En d’autres termes, le prix du lait en Belgique ne couvrait en 2016 que 65 % des coûts de production. Ceux-ci comprennent les charges liées aux semences, aux frais de vétérinaires, aux engrais, aux aliments pour le bétail, aux frais généraux, au fermage, etc. Il est également tenu compte d’une rémunération « équitable » pour le producteur laitier.

Dans l’autre sens, la valeur de la viande bovine et les aides octroyées aux agriculteurs sont déduites des coûts. La situation était comparable au Danemark, où les coûts de production étaient l’an dernier de 39,77 centimes le kg, en France (41,02 centimes/kg), en Allemagne (41,17 centimes/kg) et aux Pays-Bas (42,66 centimes/kg). « Cette étude montre que nous ne sommes pas payés pour le travail que nous faisons. Si nous voulons une agriculture et du lait de qualité en Europe, il faut payer le prix », résume Sieta van Keimpema, productrice de lait aux Pays-Bas et vice-présidente de l’EMB.

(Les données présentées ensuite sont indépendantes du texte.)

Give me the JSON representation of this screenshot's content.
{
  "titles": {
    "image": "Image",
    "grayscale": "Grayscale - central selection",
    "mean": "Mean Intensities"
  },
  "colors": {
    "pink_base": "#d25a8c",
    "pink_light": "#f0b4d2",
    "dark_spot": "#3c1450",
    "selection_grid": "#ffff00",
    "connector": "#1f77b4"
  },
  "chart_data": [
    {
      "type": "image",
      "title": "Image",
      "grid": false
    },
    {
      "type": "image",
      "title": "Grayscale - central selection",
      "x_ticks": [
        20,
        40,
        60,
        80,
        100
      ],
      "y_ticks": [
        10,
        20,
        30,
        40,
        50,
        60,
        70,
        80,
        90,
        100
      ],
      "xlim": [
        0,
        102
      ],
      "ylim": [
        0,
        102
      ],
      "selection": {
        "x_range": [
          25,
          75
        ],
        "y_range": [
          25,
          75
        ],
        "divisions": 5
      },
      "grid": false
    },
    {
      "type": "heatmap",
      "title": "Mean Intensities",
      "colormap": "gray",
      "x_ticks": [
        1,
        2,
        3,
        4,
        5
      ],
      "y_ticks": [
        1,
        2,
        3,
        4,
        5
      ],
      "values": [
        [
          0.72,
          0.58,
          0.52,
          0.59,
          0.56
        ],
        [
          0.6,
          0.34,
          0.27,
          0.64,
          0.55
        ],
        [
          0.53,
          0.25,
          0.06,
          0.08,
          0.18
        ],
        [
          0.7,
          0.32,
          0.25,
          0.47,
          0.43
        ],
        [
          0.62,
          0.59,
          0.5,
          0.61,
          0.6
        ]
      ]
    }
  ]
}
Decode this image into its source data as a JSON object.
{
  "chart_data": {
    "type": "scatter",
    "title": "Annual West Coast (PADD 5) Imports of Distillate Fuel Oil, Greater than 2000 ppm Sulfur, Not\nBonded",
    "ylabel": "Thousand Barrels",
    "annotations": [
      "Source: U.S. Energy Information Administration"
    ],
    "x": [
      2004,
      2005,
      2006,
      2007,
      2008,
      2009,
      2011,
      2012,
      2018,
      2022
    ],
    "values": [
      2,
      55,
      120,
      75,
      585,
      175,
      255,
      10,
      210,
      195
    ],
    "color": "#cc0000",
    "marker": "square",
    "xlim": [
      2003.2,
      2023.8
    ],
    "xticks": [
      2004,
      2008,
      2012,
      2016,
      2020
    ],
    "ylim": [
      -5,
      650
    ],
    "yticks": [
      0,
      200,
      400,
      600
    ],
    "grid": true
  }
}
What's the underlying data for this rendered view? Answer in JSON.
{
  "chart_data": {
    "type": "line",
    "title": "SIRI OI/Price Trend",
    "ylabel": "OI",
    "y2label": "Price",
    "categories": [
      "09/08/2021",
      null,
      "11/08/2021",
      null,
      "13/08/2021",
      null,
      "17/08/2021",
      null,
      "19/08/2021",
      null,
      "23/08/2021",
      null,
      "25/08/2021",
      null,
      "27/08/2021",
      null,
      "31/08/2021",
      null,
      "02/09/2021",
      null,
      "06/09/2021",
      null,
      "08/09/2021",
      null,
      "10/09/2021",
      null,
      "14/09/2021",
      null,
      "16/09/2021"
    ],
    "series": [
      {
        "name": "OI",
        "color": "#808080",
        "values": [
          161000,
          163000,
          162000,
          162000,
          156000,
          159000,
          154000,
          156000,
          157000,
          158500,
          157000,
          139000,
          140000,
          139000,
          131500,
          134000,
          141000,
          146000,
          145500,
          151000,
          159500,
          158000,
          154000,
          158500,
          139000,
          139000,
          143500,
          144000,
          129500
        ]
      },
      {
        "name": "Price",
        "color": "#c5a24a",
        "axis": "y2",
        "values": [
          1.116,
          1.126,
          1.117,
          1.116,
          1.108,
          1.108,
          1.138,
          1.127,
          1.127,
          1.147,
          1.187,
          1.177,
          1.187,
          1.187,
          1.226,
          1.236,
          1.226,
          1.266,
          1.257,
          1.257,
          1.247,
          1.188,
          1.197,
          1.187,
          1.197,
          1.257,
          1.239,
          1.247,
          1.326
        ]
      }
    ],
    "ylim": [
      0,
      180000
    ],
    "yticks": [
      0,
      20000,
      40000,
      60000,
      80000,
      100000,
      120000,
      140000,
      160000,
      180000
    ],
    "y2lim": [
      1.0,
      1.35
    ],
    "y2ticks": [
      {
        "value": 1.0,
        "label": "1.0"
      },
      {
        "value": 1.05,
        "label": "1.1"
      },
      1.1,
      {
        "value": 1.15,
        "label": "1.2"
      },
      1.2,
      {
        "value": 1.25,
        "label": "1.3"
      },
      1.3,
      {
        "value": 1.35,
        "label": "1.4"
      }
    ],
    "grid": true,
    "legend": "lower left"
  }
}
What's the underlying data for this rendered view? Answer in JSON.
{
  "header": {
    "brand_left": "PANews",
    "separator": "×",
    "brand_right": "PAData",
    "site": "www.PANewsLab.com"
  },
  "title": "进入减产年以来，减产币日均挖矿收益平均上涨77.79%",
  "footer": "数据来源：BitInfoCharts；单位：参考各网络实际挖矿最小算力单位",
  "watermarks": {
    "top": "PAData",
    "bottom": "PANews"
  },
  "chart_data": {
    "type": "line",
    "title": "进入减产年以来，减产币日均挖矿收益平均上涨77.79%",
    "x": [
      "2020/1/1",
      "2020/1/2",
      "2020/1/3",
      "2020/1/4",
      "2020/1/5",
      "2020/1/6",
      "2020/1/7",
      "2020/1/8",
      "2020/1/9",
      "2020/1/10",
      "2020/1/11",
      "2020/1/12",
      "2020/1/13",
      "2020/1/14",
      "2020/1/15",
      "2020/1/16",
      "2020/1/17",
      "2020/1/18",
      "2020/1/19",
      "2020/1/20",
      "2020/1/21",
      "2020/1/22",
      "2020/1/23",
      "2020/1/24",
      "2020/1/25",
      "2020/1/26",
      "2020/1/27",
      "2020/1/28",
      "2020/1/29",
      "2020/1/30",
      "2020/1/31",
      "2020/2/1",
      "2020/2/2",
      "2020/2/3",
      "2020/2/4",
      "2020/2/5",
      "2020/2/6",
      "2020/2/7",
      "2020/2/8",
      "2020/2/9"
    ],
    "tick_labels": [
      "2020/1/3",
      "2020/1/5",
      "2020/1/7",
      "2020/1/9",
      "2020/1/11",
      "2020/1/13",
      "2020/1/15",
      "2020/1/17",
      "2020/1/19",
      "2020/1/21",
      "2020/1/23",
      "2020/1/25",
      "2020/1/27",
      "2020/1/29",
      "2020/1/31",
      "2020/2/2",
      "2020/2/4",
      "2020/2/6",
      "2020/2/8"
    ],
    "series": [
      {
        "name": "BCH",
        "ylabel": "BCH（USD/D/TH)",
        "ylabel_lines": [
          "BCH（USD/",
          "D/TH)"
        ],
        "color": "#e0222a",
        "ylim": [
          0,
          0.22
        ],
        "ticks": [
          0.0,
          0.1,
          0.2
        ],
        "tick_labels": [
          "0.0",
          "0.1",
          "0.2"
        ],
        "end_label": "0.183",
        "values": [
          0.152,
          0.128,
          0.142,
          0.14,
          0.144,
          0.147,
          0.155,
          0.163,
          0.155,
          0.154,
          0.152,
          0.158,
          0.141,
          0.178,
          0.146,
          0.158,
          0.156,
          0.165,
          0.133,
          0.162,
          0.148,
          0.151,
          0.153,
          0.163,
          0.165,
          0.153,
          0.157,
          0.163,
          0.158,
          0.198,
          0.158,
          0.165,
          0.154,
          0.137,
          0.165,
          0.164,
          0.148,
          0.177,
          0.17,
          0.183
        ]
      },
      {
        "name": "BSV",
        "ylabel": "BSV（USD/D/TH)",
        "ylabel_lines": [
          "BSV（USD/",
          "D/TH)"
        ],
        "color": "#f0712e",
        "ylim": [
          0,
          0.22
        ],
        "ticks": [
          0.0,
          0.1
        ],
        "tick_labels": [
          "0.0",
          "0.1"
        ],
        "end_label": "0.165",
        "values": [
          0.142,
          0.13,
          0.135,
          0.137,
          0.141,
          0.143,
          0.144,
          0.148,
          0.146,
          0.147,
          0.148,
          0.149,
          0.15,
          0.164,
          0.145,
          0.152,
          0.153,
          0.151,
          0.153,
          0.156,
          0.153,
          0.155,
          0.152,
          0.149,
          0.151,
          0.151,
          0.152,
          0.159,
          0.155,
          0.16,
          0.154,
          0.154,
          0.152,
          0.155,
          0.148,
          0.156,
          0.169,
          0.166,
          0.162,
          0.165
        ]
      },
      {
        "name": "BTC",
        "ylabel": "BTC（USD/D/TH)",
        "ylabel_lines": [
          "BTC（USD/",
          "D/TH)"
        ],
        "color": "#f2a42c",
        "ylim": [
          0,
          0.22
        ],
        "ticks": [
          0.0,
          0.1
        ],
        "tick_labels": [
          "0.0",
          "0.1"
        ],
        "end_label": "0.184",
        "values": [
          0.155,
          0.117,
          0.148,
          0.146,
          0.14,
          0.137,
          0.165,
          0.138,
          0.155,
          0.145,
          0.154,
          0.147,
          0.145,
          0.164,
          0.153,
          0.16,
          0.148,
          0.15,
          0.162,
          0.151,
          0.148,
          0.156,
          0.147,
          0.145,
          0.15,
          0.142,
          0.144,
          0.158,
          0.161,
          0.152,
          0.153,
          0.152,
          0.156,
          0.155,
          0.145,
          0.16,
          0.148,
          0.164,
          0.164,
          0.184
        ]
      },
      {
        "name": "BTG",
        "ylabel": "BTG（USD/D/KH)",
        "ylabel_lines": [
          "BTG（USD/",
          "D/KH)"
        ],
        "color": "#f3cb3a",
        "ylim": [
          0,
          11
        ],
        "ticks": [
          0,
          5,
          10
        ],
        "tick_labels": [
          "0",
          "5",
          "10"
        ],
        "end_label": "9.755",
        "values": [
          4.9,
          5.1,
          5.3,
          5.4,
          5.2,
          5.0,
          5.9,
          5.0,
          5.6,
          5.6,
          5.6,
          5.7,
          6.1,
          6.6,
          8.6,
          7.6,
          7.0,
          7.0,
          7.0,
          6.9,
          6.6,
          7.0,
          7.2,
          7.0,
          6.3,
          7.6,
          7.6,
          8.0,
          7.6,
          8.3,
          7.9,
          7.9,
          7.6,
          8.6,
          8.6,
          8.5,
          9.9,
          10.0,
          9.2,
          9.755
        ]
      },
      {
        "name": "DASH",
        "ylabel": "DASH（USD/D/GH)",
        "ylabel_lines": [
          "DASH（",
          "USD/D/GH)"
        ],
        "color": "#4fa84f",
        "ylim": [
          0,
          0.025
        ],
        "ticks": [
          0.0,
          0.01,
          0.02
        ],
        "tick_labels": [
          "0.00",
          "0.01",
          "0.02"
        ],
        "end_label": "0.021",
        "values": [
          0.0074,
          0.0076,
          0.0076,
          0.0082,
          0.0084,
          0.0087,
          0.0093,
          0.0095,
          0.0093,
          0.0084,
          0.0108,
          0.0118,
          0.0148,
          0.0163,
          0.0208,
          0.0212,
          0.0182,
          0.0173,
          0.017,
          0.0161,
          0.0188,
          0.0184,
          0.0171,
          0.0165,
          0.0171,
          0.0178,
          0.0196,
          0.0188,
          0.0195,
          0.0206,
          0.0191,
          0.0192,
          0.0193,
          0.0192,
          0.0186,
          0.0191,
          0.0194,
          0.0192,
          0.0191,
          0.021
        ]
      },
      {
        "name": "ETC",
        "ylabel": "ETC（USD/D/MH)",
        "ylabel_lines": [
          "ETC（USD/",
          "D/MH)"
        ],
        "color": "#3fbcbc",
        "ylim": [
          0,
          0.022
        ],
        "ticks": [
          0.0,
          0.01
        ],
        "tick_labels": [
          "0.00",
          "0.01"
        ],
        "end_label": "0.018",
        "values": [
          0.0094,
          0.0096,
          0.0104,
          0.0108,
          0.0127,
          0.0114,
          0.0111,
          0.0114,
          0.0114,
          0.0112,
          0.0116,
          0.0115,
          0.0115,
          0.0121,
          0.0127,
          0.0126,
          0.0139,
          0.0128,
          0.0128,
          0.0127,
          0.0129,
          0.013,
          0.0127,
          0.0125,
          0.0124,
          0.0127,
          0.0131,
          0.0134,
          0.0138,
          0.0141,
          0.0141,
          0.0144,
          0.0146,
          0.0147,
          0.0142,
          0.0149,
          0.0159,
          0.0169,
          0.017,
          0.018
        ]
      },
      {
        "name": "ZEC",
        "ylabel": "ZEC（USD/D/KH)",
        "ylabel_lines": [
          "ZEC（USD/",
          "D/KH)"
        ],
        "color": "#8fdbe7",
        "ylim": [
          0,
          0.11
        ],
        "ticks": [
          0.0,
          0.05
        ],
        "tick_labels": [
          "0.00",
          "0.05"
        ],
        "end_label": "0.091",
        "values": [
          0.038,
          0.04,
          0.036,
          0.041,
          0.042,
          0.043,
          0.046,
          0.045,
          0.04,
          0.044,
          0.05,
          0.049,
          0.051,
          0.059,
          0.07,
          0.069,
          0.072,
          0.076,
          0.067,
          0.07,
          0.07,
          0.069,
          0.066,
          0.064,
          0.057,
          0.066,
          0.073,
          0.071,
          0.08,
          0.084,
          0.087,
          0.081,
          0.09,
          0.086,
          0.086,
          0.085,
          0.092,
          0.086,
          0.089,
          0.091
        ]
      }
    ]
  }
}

Forte de ces chiffres, qui permettent d’objectiver la situation des agriculteurs, l’EMB réclame la mise en place, dans l’Union européenne, d’un mécanisme permanent permettant, en cas de crise, de limiter ou de réduire la production laitière pour une durée limitée, afin de faire remonter les prix. « Les producteurs laitiers ne veulent pas de subsides. Ce dont nous avons besoin c’est d’un mécanisme légal qui permette d’éviter les crises », poursuit Sieta van Keimpema. L’EMB a ainsi mis au point un « programme de responsabilisation face au marché » destiné à être appliqué lorsque le marché du lait connaît un déséquilibre. Ce programme prévoit des mesures de surveillance du marché (via l’Observatoire du marché laitier) et des mesures d’intervention.

En cas de crise, les éleveurs européens seraient incités voire, dans le pire des cas, contraints à réduire leur production durant une certaine période. Pour porter ces revendications, plusieurs dizaines d’agriculteurs européens ont organisé une action symbolique devant le Berlaymont, jeudi matin à Bruxelles. Autour d’une figure de vache squelettique, les producteurs ont laitiers ont symboliquement montré qu’après des années de crise, il ne leur reste plus « que la peau sur les os ».

Plusieurs agriculteurs européens ont également pointé du doigt l’industrie agroalimentaire et la grande distribution qu’ils accusent de se réserver des marges bénéficiaires exagérées. Plus tôt dans la matinée, plusieurs membres de l’EMB avaient pu rencontrer des responsables de la Commission européenne pour leur faire part de leur point de vue. Les producteurs laitiers ont averti qu’ils reviendraient dans les prochains mois si leur voix n’était pas entendue.